Symbian yesterday introduced the next upgrade to its wireless handset platform.

By sheer dint of the parent companies that created Symbian, including Nokia, Ericsson, Motorola, and Psion, the London-based Symbian is assured of major customers when it ships Version 6.0 of its platform.

As memory and processing power increases in mobile phones, developers will need a more robust platform to leverage the increased performance potential of future devices, according to a Symbian representative who said this platform was designed with that in mind.

For example Version 6.0 will allow developers to create such advanced features as speech-to-text recognition, handwriting, and pen-based applications.

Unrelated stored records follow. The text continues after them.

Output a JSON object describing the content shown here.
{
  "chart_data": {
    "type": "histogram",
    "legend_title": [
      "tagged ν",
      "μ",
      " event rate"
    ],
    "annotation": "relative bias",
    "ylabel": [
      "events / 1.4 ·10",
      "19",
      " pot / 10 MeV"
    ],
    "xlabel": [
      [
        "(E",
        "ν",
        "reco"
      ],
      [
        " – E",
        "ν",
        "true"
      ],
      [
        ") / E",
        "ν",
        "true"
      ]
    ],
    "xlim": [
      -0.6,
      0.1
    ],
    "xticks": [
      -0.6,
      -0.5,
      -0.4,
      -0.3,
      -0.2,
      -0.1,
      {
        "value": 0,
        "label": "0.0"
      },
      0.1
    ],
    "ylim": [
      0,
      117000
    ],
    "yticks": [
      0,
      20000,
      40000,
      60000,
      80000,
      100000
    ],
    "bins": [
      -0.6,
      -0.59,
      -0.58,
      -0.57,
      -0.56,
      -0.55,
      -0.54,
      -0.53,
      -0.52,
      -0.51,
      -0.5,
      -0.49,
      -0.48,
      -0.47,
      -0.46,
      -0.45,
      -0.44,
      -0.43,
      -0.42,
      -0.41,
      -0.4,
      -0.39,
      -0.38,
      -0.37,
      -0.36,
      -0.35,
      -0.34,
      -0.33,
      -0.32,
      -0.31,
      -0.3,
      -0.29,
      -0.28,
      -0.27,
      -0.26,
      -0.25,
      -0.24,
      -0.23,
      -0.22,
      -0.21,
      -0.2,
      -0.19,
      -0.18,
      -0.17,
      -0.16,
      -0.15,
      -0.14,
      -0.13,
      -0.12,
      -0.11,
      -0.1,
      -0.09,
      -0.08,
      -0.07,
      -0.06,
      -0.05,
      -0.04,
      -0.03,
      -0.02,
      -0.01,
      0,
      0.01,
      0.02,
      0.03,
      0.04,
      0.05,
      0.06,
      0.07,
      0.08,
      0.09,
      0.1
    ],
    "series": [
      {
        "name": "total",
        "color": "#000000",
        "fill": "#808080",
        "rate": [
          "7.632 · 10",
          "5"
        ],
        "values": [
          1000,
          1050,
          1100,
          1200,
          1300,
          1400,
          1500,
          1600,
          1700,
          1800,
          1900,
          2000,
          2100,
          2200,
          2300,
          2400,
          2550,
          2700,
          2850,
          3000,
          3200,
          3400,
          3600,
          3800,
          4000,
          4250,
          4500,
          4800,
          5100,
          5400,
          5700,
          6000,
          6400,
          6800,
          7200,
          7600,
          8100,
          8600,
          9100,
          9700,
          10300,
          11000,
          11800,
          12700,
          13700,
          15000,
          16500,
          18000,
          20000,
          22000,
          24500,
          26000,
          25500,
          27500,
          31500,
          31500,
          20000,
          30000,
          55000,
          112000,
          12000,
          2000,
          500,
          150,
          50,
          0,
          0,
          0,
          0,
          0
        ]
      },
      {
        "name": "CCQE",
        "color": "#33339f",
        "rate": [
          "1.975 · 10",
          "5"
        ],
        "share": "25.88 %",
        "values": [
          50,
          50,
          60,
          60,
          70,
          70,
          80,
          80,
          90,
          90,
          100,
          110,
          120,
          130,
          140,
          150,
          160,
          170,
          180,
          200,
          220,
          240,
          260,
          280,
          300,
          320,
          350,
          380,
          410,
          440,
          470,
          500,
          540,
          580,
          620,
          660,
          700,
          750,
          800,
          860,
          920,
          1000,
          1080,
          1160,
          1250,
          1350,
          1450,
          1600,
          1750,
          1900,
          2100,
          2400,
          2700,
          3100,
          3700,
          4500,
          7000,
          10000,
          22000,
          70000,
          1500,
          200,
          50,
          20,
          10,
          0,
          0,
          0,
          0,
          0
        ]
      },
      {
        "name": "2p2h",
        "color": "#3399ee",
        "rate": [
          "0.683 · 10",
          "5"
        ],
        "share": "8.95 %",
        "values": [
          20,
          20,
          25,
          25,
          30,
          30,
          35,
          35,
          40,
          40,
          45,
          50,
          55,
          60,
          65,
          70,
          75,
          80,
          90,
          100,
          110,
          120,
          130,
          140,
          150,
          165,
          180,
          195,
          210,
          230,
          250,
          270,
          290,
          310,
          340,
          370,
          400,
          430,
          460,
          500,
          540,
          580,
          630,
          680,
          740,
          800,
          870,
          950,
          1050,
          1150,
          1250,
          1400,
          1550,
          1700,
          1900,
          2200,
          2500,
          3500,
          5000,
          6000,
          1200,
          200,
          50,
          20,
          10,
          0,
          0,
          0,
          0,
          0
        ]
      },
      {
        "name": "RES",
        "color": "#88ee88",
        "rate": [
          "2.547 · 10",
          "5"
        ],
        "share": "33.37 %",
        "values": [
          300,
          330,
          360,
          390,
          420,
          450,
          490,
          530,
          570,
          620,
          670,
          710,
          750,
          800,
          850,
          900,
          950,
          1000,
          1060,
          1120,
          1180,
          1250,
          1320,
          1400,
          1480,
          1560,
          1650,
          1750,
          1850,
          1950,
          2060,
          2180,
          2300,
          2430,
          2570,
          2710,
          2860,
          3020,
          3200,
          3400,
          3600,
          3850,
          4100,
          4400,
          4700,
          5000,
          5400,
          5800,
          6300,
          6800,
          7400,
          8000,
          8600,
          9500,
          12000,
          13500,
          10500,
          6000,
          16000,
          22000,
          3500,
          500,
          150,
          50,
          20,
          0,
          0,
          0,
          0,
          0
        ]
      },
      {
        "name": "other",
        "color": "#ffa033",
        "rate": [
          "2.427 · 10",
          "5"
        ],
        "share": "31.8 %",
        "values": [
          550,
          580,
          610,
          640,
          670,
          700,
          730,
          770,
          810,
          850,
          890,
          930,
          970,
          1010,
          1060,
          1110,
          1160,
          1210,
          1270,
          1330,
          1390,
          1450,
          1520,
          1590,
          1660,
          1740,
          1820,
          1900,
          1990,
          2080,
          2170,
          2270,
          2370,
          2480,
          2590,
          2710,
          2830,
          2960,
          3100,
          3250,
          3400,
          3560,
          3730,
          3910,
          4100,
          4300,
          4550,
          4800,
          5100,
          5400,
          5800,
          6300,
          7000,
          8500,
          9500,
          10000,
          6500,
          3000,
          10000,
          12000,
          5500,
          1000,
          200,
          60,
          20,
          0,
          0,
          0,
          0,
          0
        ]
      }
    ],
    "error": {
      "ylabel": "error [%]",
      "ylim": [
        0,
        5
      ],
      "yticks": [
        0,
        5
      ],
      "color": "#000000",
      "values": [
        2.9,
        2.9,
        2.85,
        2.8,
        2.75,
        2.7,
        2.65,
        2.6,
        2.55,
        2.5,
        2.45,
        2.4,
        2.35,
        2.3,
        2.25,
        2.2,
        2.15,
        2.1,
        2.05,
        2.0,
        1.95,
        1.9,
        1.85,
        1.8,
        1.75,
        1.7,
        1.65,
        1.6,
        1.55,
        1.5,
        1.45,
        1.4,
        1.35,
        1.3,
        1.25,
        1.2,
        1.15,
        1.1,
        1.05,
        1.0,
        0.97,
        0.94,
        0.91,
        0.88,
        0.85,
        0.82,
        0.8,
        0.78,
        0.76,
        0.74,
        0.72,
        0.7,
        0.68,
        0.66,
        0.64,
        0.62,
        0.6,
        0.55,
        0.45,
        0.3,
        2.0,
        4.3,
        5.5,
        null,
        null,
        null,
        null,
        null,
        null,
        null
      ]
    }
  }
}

Version 6.0 will also allow the handset manufacturers to offer colour screens that display 640x200 pixels and an easier-to-navigate graphical user interface.

In addition, the platform will support Bluetooth wireless networking technology.

Although all three of the handset manufacturers that helped create Symbian will incorporate the newest platform, Nokia will be the first, according to a Symbian representative.

The platform will also support the WAP (Wireless Application Protocol), WML (Wireless Markup Language), and HTML documents as well as providing developers a Java runtime environment.

Using Java, developers will be able to create Java-based applets that run on the phone rather than being only network connected.

Products incorporating the new platform are not expected to ship until the first half of 2001.